Web page from the Charlottesville’s web-site, address:

This map has been removed.

To see a larger versions, please click on maps

June 2000, IPP map from DRAFT NEIGHBORHOOD PLAN WOOLEN MILLS NEIGHBORHOOD, Neighborhood Planning and Development Services

Part of the 2001 Comprehensive plan

one more from the City’s web site:

this map has been removed from the City's website

ADC IPP Map from page seven of PRESERVATION IN CHARLOTTESVILLE: The Future of the Past. Source, NDS. Document signed by Ashley Cooper (then zoning administrator) 7/11/03
This is a detail from a map received from Charlottesville Neighborhood Development Services 1/5/07, showing Individually Protected Properties (IPP) in red.
Note that the IPP overlay is shown covering all four "daughter parcels" subdivided from the original TMP 56-40.4
Charlottesville zoning map, March 19, 2007. Note the 2.3 acre "SP" area on the north end of the Timberlake Branham property. BAR review for this portion of the property was established in June of 1989. In October of 1993, Council voted to extend BAR review to the entire acreage, from Market Street to the railroad tracks.
As of December 3, 2007, the tax map located in the Clerk's Office of the Circuit Court of the City of Charlottesville continues to show the entire Parent Parcel designated as tax map-parcel number 56-40.4

Katherine E. Slaughter, Esq.
1501 Short 18th Street
Charlottesville, Virginia 22902

April 18, 2007

Board of Zoning Appeals
c/o Neighborhood Development Services
610 East Market Street
P.O. Box 911
Charlottesville, VA  22902 

Dear Members of the Board of Zoning Appeals:

While I may not be able to be present for the hearing on this appeal, I would like to submit this letter for the record because I believe I can shed some light on the underlying events key to this dispute.

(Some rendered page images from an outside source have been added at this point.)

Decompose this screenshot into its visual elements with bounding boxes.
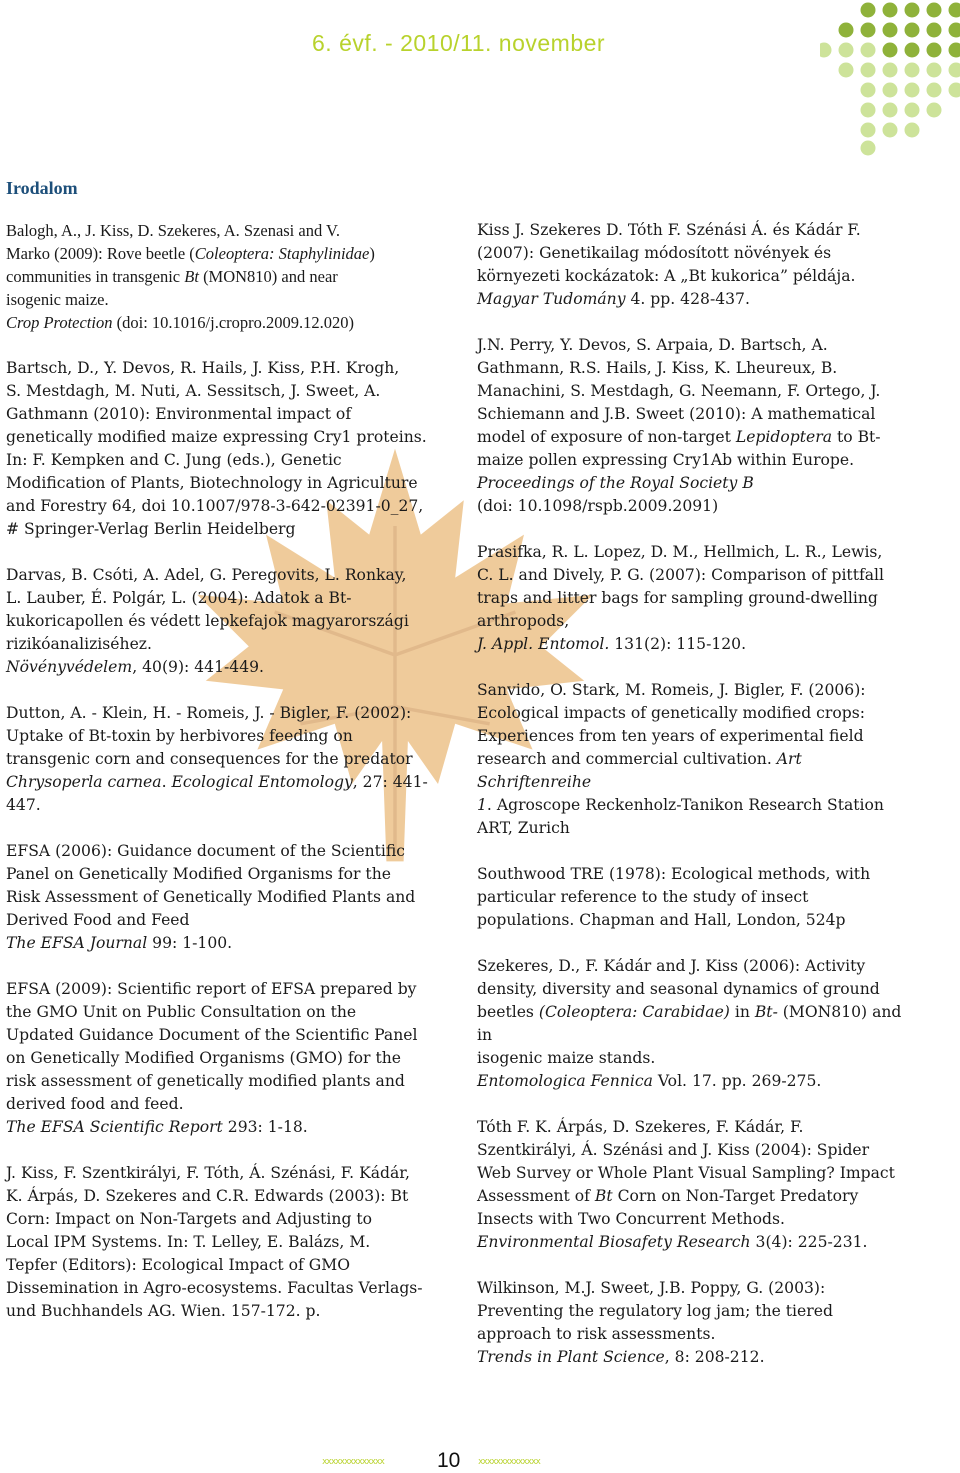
reference-text: Darvas, B. Csóti, A. Adel, G. Peregovits, L. Ronkay, L. Lauber, É. Polgár, L. (2004): Adatok a Bt- kukoricapollen és védett lepkefajok magyarországi rizikóanaliziséhez.: [6, 566, 409, 653]
reference-italic-text: Coleoptera: Staphylinidae: [195, 244, 370, 263]
decorative-dot: [905, 43, 920, 58]
footer-decoration-right: xxxxxxxxxxxxxx: [478, 1457, 540, 1467]
decorative-dot: [905, 83, 920, 98]
decorative-dot: [927, 63, 942, 78]
reference-italic-text: Bt: [595, 1187, 613, 1205]
reference-text: 131(2): 115-120.: [609, 635, 746, 653]
reference-entry: [477, 541, 917, 656]
decorative-dot: [883, 63, 898, 78]
reference-italic-text: The EFSA Journal: [6, 934, 147, 952]
reference-entry: [6, 1162, 446, 1323]
reference-italic-text: J. Appl. Entomol.: [477, 635, 609, 653]
footer-decoration-left: xxxxxxxxxxxxxx: [322, 1457, 384, 1467]
reference-text: Vol. 17. pp. 269-275.: [653, 1072, 821, 1090]
reference-entry: [477, 863, 917, 932]
decorative-dot: [949, 3, 960, 18]
reference-entry: [477, 219, 917, 311]
decorative-dot: [949, 23, 960, 38]
decorative-dot: [927, 83, 942, 98]
decorative-dot: [883, 23, 898, 38]
reference-text: Corn on Non-Target Predatory Insects with Two Concurrent Methods.: [477, 1187, 858, 1228]
reference-text: (MON810) and near isogenic maize.: [6, 267, 338, 309]
decorative-dot: [949, 63, 960, 78]
decorative-dot: [839, 23, 854, 38]
reference-text: 293: 1-18.: [223, 1118, 308, 1136]
decorative-dot: [861, 141, 876, 156]
decorative-dot: [883, 123, 898, 138]
reference-text: in: [730, 1003, 755, 1021]
reference-text: Dutton, A. - Klein, H. - Romeis, J. - Bigler, F. (2002): Uptake of Bt-toxin by herbivores feeding on transgenic corn and consequences for the predator: [6, 704, 413, 768]
reference-italic-text: Magyar Tudomány: [477, 290, 626, 308]
reference-italic-text: (Coleoptera: Carabidae): [539, 1003, 730, 1021]
reference-text: Southwood TRE (1978): Ecological methods, with particular reference to the study of insect populations. Chapman and Hall, London, 524p: [477, 865, 870, 929]
reference-text: Wilkinson, M.J. Sweet, J.B. Poppy, G. (2003): Preventing the regulatory log jam; the tiered approach to risk assessments.: [477, 1279, 833, 1343]
decorative-dot: [949, 83, 960, 98]
reference-entry: [6, 978, 446, 1139]
reference-entry: [6, 564, 446, 679]
reference-entry: [6, 840, 446, 955]
reference-text: (doi: 10.1098/rspb.2009.2091): [477, 497, 718, 515]
reference-italic-text: The EFSA Scientific Report: [6, 1118, 223, 1136]
decorative-dot: [927, 43, 942, 58]
reference-text: ) communities in transgenic: [6, 244, 375, 286]
decorative-dot: [861, 43, 876, 58]
reference-italic-text: Növényvédelem: [6, 658, 132, 676]
reference-text: EFSA (2006): Guidance document of the Scientific Panel on Genetically Modified Organisms for the Risk Assessment of Genetically Modified Plants and Derived Food and Feed: [6, 842, 415, 929]
reference-entry: [477, 955, 917, 1093]
reference-italic-text: Chrysoperla carnea: [6, 773, 162, 791]
reference-text: , 8: 208-212.: [665, 1348, 765, 1366]
reference-text: 3(4): 225-231.: [751, 1233, 868, 1251]
reference-entry: [6, 357, 446, 541]
reference-text: .: [162, 773, 172, 791]
reference-text: Prasifka, R. L. Lopez, D. M., Hellmich, L. R., Lewis, C. L. and Dively, P. G. (2007): Comparison of pittfall traps and litter bags for sampling ground-dwelling arthropods,: [477, 543, 884, 630]
decorative-dot: [861, 63, 876, 78]
decorative-dot: [861, 103, 876, 118]
reference-text: J. Kiss, F. Szentkirályi, F. Tóth, Á. Szénási, F. Kádár, K. Árpás, D. Szekeres and C.R. Edwards (2003): Bt Corn: Impact on Non-Targets and Adjusting to Local IPM Systems. In: T. Lelley, E. Balázs, M. Tepfer (Editors): Ecological Impact of GMO Dissemination in Agro-ecosystems. Facultas Verlags- und Buchhandels AG. Wien. 157-172. p.: [6, 1164, 423, 1320]
reference-italic-text: Bt: [184, 267, 199, 286]
reference-italic-text: Crop Protection: [6, 313, 112, 332]
decorative-dot-grid: [820, 0, 960, 160]
reference-italic-text: Bt-: [755, 1003, 778, 1021]
decorative-dot: [905, 123, 920, 138]
reference-text: (MON810) and in isogenic maize stands.: [477, 1003, 901, 1067]
reference-italic-text: Lepidoptera: [736, 428, 832, 446]
reference-text: (doi: 10.1016/j.cropro.2009.12.020): [112, 313, 354, 332]
reference-text: Sanvido, O. Stark, M. Romeis, J. Bigler, F. (2006): Ecological impacts of genetically modified crops: Experiences from ten years of experimental field research and commercial cultivation.: [477, 681, 866, 768]
decorative-dot: [905, 103, 920, 118]
reference-entry: [477, 334, 917, 518]
decorative-dot: [883, 103, 898, 118]
decorative-dot: [861, 3, 876, 18]
reference-text: Balogh, A., J. Kiss, D. Szekeres, A. Szenasi and V. Marko (2009): Rove beetle (: [6, 221, 340, 263]
decorative-dot: [905, 3, 920, 18]
reference-italic-text: Environmental Biosafety Research: [477, 1233, 751, 1251]
reference-text: J.N. Perry, Y. Devos, S. Arpaia, D. Bartsch, A. Gathmann, R.S. Hails, J. Kiss, K. Lheureux, B. Manachini, S. Mestdagh, G. Neemann, F. Ortego, J. Schiemann and J.B. Sweet (2010): A mathematical model of exposure of non-target: [477, 336, 880, 446]
reference-italic-text: Ecological Entomology: [172, 773, 353, 791]
reference-text: , 40(9): 441-449.: [132, 658, 264, 676]
decorative-dot: [861, 123, 876, 138]
references-left-column: [6, 219, 446, 1346]
decorative-dot: [883, 3, 898, 18]
reference-text: , 27: 441-447.: [6, 773, 428, 814]
reference-text: Szekeres, D., F. Kádár and J. Kiss (2006): Activity density, diversity and seasonal dynamics of ground beetles: [477, 957, 880, 1021]
reference-italic-text: Entomologica Fennica: [477, 1072, 653, 1090]
references-right-column: [477, 219, 917, 1392]
decorative-dot: [883, 43, 898, 58]
decorative-dot: [883, 83, 898, 98]
reference-text: Kiss J. Szekeres D. Tóth F. Szénási Á. és Kádár F. (2007): Genetikailag módosított növények és környezeti kockázatok: A „Bt kukorica” példája.: [477, 221, 861, 285]
reference-italic-text: Trends in Plant Science: [477, 1348, 665, 1366]
reference-text: Tóth F. K. Árpás, D. Szekeres, F. Kádár, F. Szentkirályi, Á. Szénási and J. Kiss (2004): Spider Web Survey or Whole Plant Visual Sampling? Impact Assessment of: [477, 1118, 895, 1205]
reference-entry: [6, 219, 446, 334]
reference-text: EFSA (2009): Scientific report of EFSA prepared by the GMO Unit on Public Consultation on the Updated Guidance Document of the Scientific Panel on Genetically Modified Organisms (GMO) for the risk assessment of genetically modified plants and derived food and feed.: [6, 980, 418, 1113]
reference-italic-text: Art Schriftenreihe 1: [477, 750, 802, 814]
reference-italic-text: Proceedings of the Royal Society B: [477, 474, 754, 492]
page-number: 10: [437, 1449, 460, 1473]
decorative-dot: [861, 23, 876, 38]
reference-entry: [477, 679, 917, 840]
decorative-dot: [839, 63, 854, 78]
decorative-dot: [820, 43, 832, 58]
reference-entry: [477, 1277, 917, 1369]
reference-text: Bartsch, D., Y. Devos, R. Hails, J. Kiss, P.H. Krogh, S. Mestdagh, M. Nuti, A. Sessitsch, J. Sweet, A. Gathmann (2010): Environmental impact of genetically modified maize expressing Cry1 proteins. In: F. Kempken and C. Jung (eds.), Genetic Modification of Plants, Biotechnology in Agriculture and Forestry 64, doi 10.1007/978-3-642-02391-0_27, # Springer-Verlag Berlin Heidelberg: [6, 359, 427, 538]
reference-text: . Agroscope Reckenholz-Tanikon Research Station ART, Zurich: [477, 796, 884, 837]
section-title: Irodalom: [6, 178, 78, 199]
decorative-dot: [927, 23, 942, 38]
decorative-dot: [839, 43, 854, 58]
decorative-dot: [861, 83, 876, 98]
decorative-dot: [927, 3, 942, 18]
decorative-dot: [905, 63, 920, 78]
reference-entry: [6, 702, 446, 817]
decorative-dot: [949, 43, 960, 58]
reference-text: 99: 1-100.: [147, 934, 232, 952]
issue-header: 6. évf. - 2010/11. november: [312, 30, 605, 57]
reference-entry: [477, 1116, 917, 1254]
reference-text: to Bt- maize pollen expressing Cry1Ab within Europe.: [477, 428, 881, 469]
decorative-dot: [927, 103, 942, 118]
decorative-dot: [905, 23, 920, 38]
reference-text: 4. pp. 428-437.: [626, 290, 750, 308]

I was a member of City Council from 1990 to 1998 and was very interested in historic preservation. I provided council support for the preparation of the City’s first historic preservation plan, adopted in 1993, the same year the Timberlake-Branham house was added as an Individually Protected Property (IPP).

In addition, although councilors are elected at large, the Woolen Mills Neighborhood Association was excited that I, a resident of the neighborhood, had been elected as a member of Council, and the group looked to me to represent neighborhood interests. I therefore tried especially to stay abreast of issues affecting this historically underrepresented neighborhood and apprised myself of re-zonings, special use permits and historic designations.

Thus, I was cognizant of the implications of the designation of the Timberlake Branham property, # 56-40.4, in Fall 1993. When Council voted to designate this property as an individually protected property, the entire property was considered historic, not just the portion on which the house stood. This was important because, beginning in 1989, the long-range plan of owners was to develop a Planned Unit Development (PUD) on the back portion of the property. Plans for “senior” or retirement housing were promoted by the then-owner, as well as by the tenant, the Jefferson Board for Aging (JABA), which operated the Day Care Center, which later changed into the Mary Williams Senior Center. Therefore, the neighborhood and council understood that any new housing built on the property would need review by the Board of Architectural Review (BAR). This was very important to the neighborhood and Council in 1993.

Therefore, I agree with the appellant’s reasoning and appeal on this issue that the neighbors and community at large have had no specific notice or opportunity to be heard on the issue of removing the IPP status from a portion of the property. Moreover, the City’s zoning administrator has made an interpretation of the zoning ordinance in a manner that is contrary to state law, as interpreted by the Virginia Supreme Court in Gas Mart v. Board of Supervisors of Loudoun County, 269 Va. 334 (2005), 611 S.E.2d 340 (2005), as well as to local ordinance requirements for notice and comment.

Under current zoning, the developer must undergo BAR review of any proposed new development or renovation on an individually protected property. If an owner or the City wishes to remove designation from a portion of the property, thereby rezoning it, the City must give appropriate public notice and opportunity for public comment.

I hope this clarifies some of the history and that you will agree with this conclusion.